If even a 10th of what Michael Wolff reports is true, we should really be worried.

Perhaps the most striking episode in Fire and Fury, journalist Michael Wolff’s new book on the first year of the Trump presidency, is its account of the firing of FBI Director James Comey last May.

The sole grounds for the hastily-made decision, Wolff reports, was the president’s anger at the rapidly expanding Russia investigation into whether his campaign colluded with Russia. Trump and his family were worried about what the FBI would find out about their finances — and wanted the investigation quashed. The final decision, on May 9, was made with virtually no input from his team; most of the West Wing staff reportedly found out about it from Fox News.

“In presidential annals,” Wolff writes, “the firing of FBI director James Comey may be the most consequential move ever made by a modern president acting entirely on his own.”

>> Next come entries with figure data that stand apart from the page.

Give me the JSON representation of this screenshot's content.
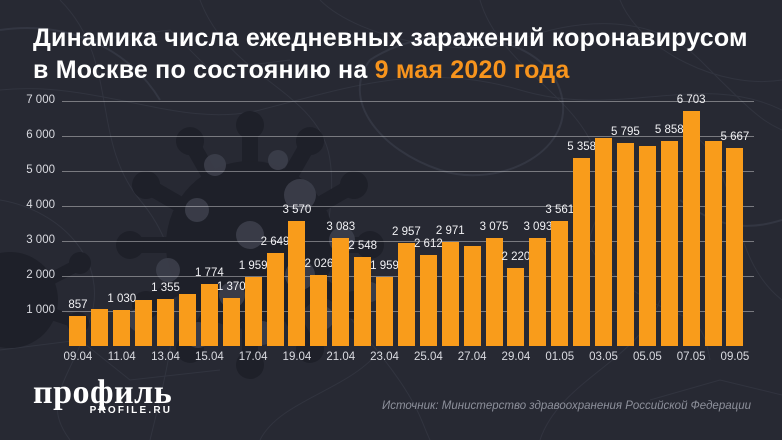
{
  "title": {
    "line1": "Динамика числа ежедневных заражений коронавирусом",
    "line2_prefix": "в Москве по состоянию на ",
    "line2_highlight": "9 мая 2020 года"
  },
  "colors": {
    "background": "#272933",
    "bar_orange": "#F99C1B",
    "title_highlight_orange": "#F7941D",
    "text_white": "#F1F1F4",
    "muted_gray": "#8D909B"
  },
  "chart_data": {
    "type": "bar",
    "title": "Динамика числа ежедневных заражений коронавирусом в Москве по состоянию на 9 мая 2020 года",
    "xlabel": "",
    "ylabel": "",
    "ylim": [
      0,
      7000
    ],
    "yticks": [
      1000,
      2000,
      3000,
      4000,
      5000,
      6000,
      7000
    ],
    "grid": true,
    "legend": "none",
    "dates": [
      "09.04",
      "10.04",
      "11.04",
      "12.04",
      "13.04",
      "14.04",
      "15.04",
      "16.04",
      "17.04",
      "18.04",
      "19.04",
      "20.04",
      "21.04",
      "22.04",
      "23.04",
      "24.04",
      "25.04",
      "26.04",
      "27.04",
      "28.04",
      "29.04",
      "30.04",
      "01.05",
      "02.05",
      "03.05",
      "04.05",
      "05.05",
      "06.05",
      "07.05",
      "08.05",
      "09.05"
    ],
    "values": [
      857,
      1071,
      1030,
      1306,
      1355,
      1489,
      1774,
      1370,
      1959,
      2649,
      3570,
      2026,
      3083,
      2548,
      1959,
      2957,
      2612,
      2971,
      2850,
      3075,
      2220,
      3093,
      3561,
      5358,
      5948,
      5795,
      5714,
      5858,
      6703,
      5846,
      5667
    ],
    "bar_labels": [
      "857",
      null,
      "1 030",
      null,
      "1 355",
      null,
      "1 774",
      "1 370",
      "1 959",
      "2 649",
      "3 570",
      "2 026",
      "3 083",
      "2 548",
      "1 959",
      "2 957",
      "2 612",
      "2 971",
      null,
      "3 075",
      "2 220",
      "3 093",
      "3 561",
      "5 358",
      null,
      "5 795",
      null,
      "5 858",
      "6 703",
      null,
      "5 667"
    ],
    "x_tick_labels": [
      "09.04",
      "11.04",
      "13.04",
      "15.04",
      "17.04",
      "19.04",
      "21.04",
      "23.04",
      "25.04",
      "27.04",
      "29.04",
      "01.05",
      "03.05",
      "05.05",
      "07.05",
      "09.05"
    ]
  },
  "footer": {
    "logo_text": "профиль",
    "logo_sub": "PROFILE.RU",
    "source": "Источник: Министерство здравоохранения Российской Федерации"
  }
}
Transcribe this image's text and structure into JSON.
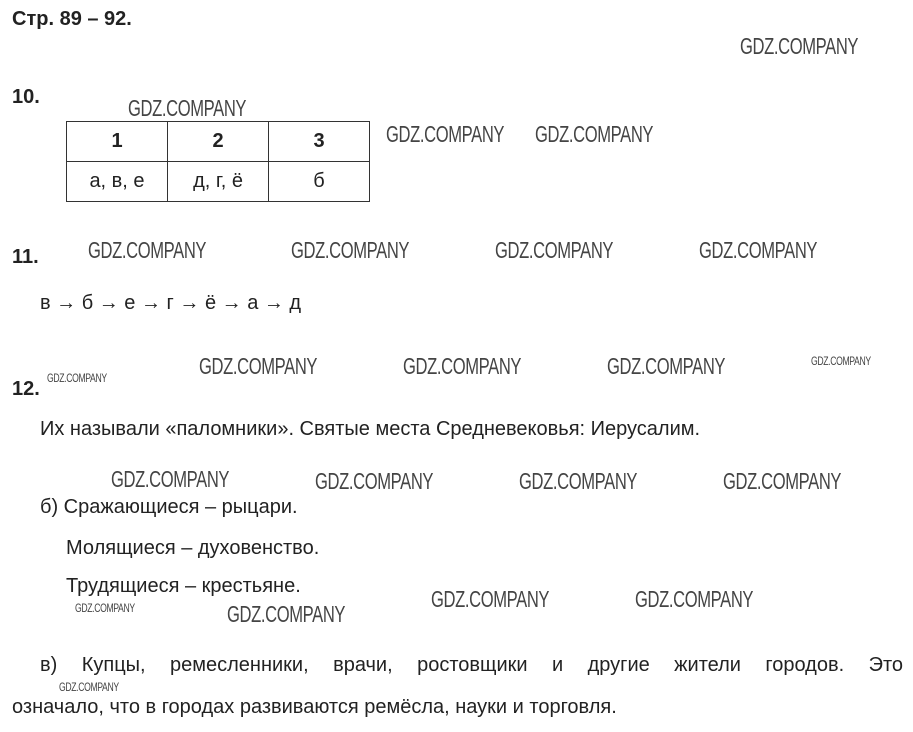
{
  "title": "Стр. 89 – 92.",
  "watermark": "GDZ.COMPANY",
  "task10": {
    "number": "10.",
    "table": {
      "headers": [
        "1",
        "2",
        "3"
      ],
      "row": [
        "а, в, е",
        "д, г, ё",
        "б"
      ]
    }
  },
  "task11": {
    "number": "11.",
    "sequence": "в → б → е → г → ё → а → д"
  },
  "task12": {
    "number": "12.",
    "a": "Их называли «паломники». Святые места Средневековья: Иерусалим.",
    "b": [
      "б) Сражающиеся – рыцари.",
      "Молящиеся – духовенство.",
      "Трудящиеся – крестьяне."
    ],
    "c_line1": "в) Купцы, ремесленники, врачи, ростовщики и другие жители городов. Это",
    "c_line2": "означало, что в городах развиваются ремёсла, науки и торговля."
  }
}
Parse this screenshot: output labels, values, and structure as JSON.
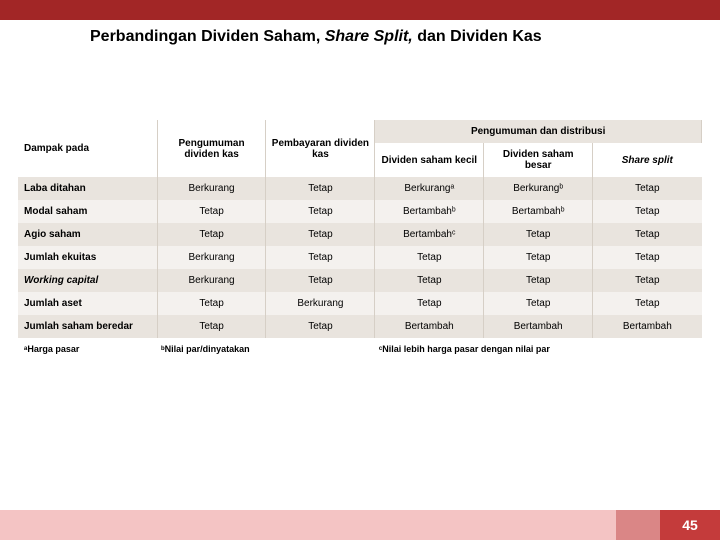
{
  "type": "table",
  "title_parts": {
    "a": "Perbandingan Dividen Saham, ",
    "b": "Share Split,",
    "c": " dan Dividen Kas"
  },
  "colors": {
    "accent": "#a22626",
    "stripe_dark": "#e9e4de",
    "stripe_light": "#f4f1ee",
    "footer_left": "#f4c4c4",
    "footer_mid": "#da8686",
    "footer_right": "#c43b3b",
    "text": "#000000"
  },
  "header": {
    "r0c0": "Dampak pada",
    "r0c1": "Pengumuman dividen kas",
    "r0c2": "Pembayaran dividen kas",
    "r0c3_merged": "Pengumuman dan distribusi",
    "r1c3": "Dividen saham kecil",
    "r1c4": "Dividen saham besar",
    "r1c5": "Share split"
  },
  "rows": [
    {
      "label": "Laba ditahan",
      "c1": "Berkurang",
      "c2": "Tetap",
      "c3": "Berkurangᵃ",
      "c4": "Berkurangᵇ",
      "c5": "Tetap"
    },
    {
      "label": "Modal saham",
      "c1": "Tetap",
      "c2": "Tetap",
      "c3": "Bertambahᵇ",
      "c4": "Bertambahᵇ",
      "c5": "Tetap"
    },
    {
      "label": "Agio saham",
      "c1": "Tetap",
      "c2": "Tetap",
      "c3": "Bertambahᶜ",
      "c4": "Tetap",
      "c5": "Tetap"
    },
    {
      "label": "Jumlah ekuitas",
      "c1": "Berkurang",
      "c2": "Tetap",
      "c3": "Tetap",
      "c4": "Tetap",
      "c5": "Tetap"
    },
    {
      "label": "Working capital",
      "italic": true,
      "c1": "Berkurang",
      "c2": "Tetap",
      "c3": "Tetap",
      "c4": "Tetap",
      "c5": "Tetap"
    },
    {
      "label": "Jumlah aset",
      "c1": "Tetap",
      "c2": "Berkurang",
      "c3": "Tetap",
      "c4": "Tetap",
      "c5": "Tetap"
    },
    {
      "label": "Jumlah saham beredar",
      "c1": "Tetap",
      "c2": "Tetap",
      "c3": "Bertambah",
      "c4": "Bertambah",
      "c5": "Bertambah"
    }
  ],
  "footnotes": {
    "a_prefix": "ᵃ",
    "a": "Harga pasar",
    "b_prefix": "ᵇ",
    "b": "Nilai par/dinyatakan",
    "c_prefix": "ᶜ",
    "c": "Nilai lebih harga pasar dengan nilai par"
  },
  "page_number": "45"
}
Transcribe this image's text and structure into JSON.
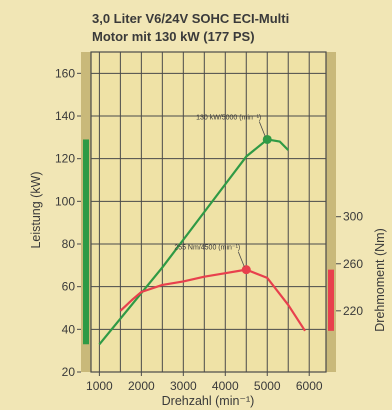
{
  "chart_data": {
    "type": "line",
    "title": "3,0 Liter V6/24V SOHC ECI-Multi",
    "subtitle": "Motor mit 130 kW (177 PS)",
    "xlabel": "Drehzahl (min⁻¹)",
    "ylabel_left": "Leistung (kW)",
    "ylabel_right": "Drehmoment (Nm)",
    "xlim": [
      800,
      6400
    ],
    "ylim_left": [
      20,
      170
    ],
    "ylim_right": [
      168,
      440
    ],
    "x_ticks": [
      1000,
      2000,
      3000,
      4000,
      5000,
      6000
    ],
    "y_ticks_left": [
      20,
      40,
      60,
      80,
      100,
      120,
      140,
      160
    ],
    "y_ticks_right": [
      220,
      260,
      300
    ],
    "grid": true,
    "colors": {
      "background": "#f1e6b5",
      "plot_background": "#efe2a6",
      "grid": "#4a4a4a",
      "power": "#2f9a45",
      "torque": "#e8404d",
      "side_band": "#c9b97a"
    },
    "series": [
      {
        "axis": "left",
        "x": [
          1000,
          1500,
          2000,
          2500,
          3000,
          3500,
          4000,
          4500,
          5000,
          5300,
          5500
        ],
        "y": [
          33,
          45,
          57,
          69,
          82,
          95,
          108,
          121,
          129,
          128,
          124
        ]
      },
      {
        "axis": "right",
        "x": [
          1500,
          1800,
          2000,
          2500,
          3000,
          3500,
          4000,
          4500,
          5000,
          5500,
          5900
        ],
        "y": [
          220,
          230,
          236,
          242,
          245,
          249,
          252,
          255,
          248,
          225,
          203
        ]
      }
    ],
    "annotations": [
      {
        "text": "130 kW/5000 (min⁻¹)",
        "x": 5000,
        "y": 129,
        "axis": "left",
        "color": "#2f9a45"
      },
      {
        "text": "255 Nm/4500 (min⁻¹)",
        "x": 4500,
        "y": 255,
        "axis": "right",
        "color": "#e8404d"
      }
    ]
  }
}
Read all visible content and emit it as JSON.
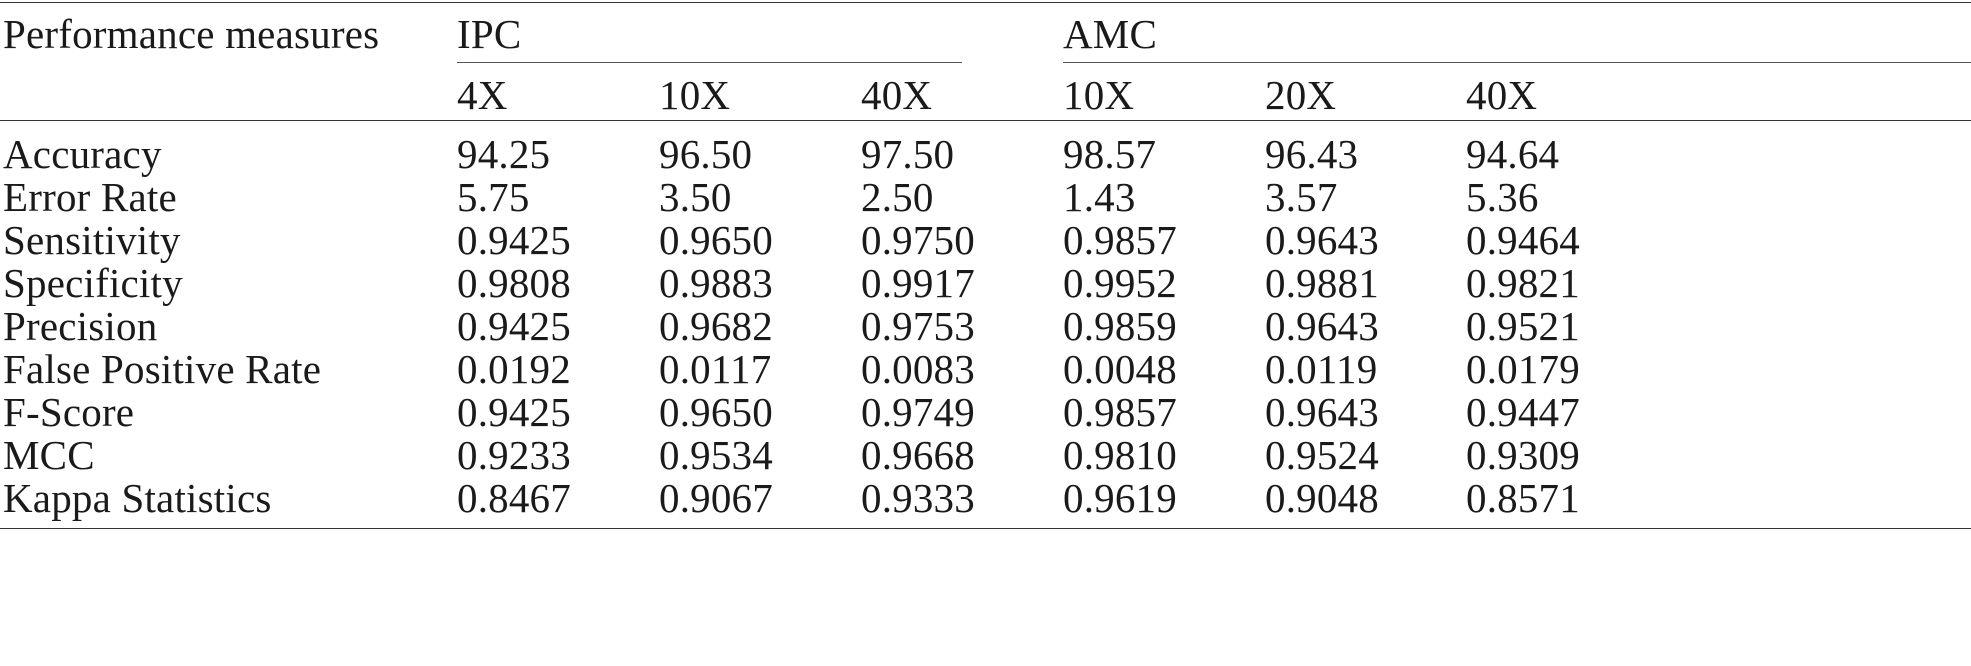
{
  "table": {
    "stub_header": "Performance measures",
    "groups": [
      {
        "label": "IPC",
        "columns": [
          "4X",
          "10X",
          "40X"
        ]
      },
      {
        "label": "AMC",
        "columns": [
          "10X",
          "20X",
          "40X"
        ]
      }
    ],
    "rows": [
      {
        "label": "Accuracy",
        "values": [
          "94.25",
          "96.50",
          "97.50",
          "98.57",
          "96.43",
          "94.64"
        ]
      },
      {
        "label": "Error Rate",
        "values": [
          "5.75",
          "3.50",
          "2.50",
          "1.43",
          "3.57",
          "5.36"
        ]
      },
      {
        "label": "Sensitivity",
        "values": [
          "0.9425",
          "0.9650",
          "0.9750",
          "0.9857",
          "0.9643",
          "0.9464"
        ]
      },
      {
        "label": "Specificity",
        "values": [
          "0.9808",
          "0.9883",
          "0.9917",
          "0.9952",
          "0.9881",
          "0.9821"
        ]
      },
      {
        "label": "Precision",
        "values": [
          "0.9425",
          "0.9682",
          "0.9753",
          "0.9859",
          "0.9643",
          "0.9521"
        ]
      },
      {
        "label": "False Positive Rate",
        "values": [
          "0.0192",
          "0.0117",
          "0.0083",
          "0.0048",
          "0.0119",
          "0.0179"
        ]
      },
      {
        "label": "F-Score",
        "values": [
          "0.9425",
          "0.9650",
          "0.9749",
          "0.9857",
          "0.9643",
          "0.9447"
        ]
      },
      {
        "label": "MCC",
        "values": [
          "0.9233",
          "0.9534",
          "0.9668",
          "0.9810",
          "0.9524",
          "0.9309"
        ]
      },
      {
        "label": "Kappa Statistics",
        "values": [
          "0.8467",
          "0.9067",
          "0.9333",
          "0.9619",
          "0.9048",
          "0.8571"
        ]
      }
    ]
  }
}
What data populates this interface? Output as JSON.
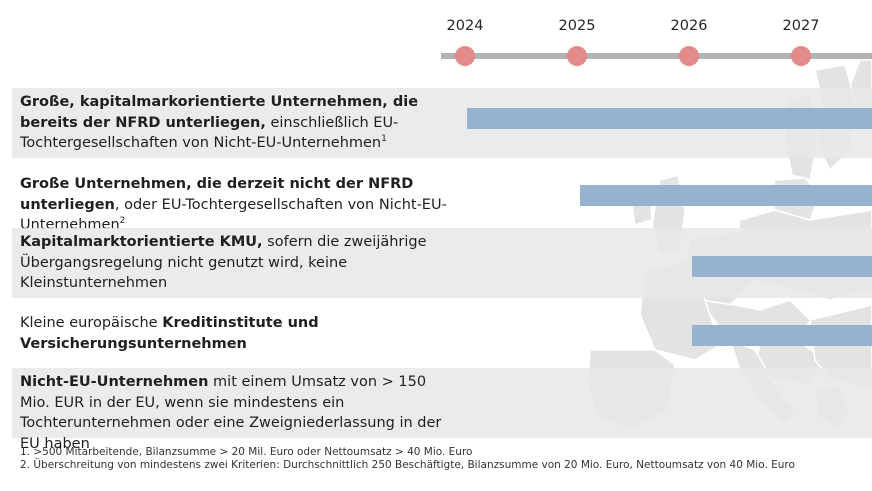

Wolff’s description of the Comey firing has gotten less media attention than some of the book’s more inflammatory nuggets, like the idea that Trump didn’t actually expect, or want, to win the 2016 election. But it illustrates perhaps the book’s most important takeaway: The way in which this White House makes major foreign policy and national security decisions is fundamentally broken, and the root cause is Donald Trump himself.

From bombing Syria to the surge in Afghanistan to the standoff with North Korea, Trump behaves largely as he did during the deliberations over whether to fire Comey: ignoring the facts of the situation, making decisions rooted principally in his own personal feelings or connections, then failing to understand the consequences of his actions even after they’ve been taken.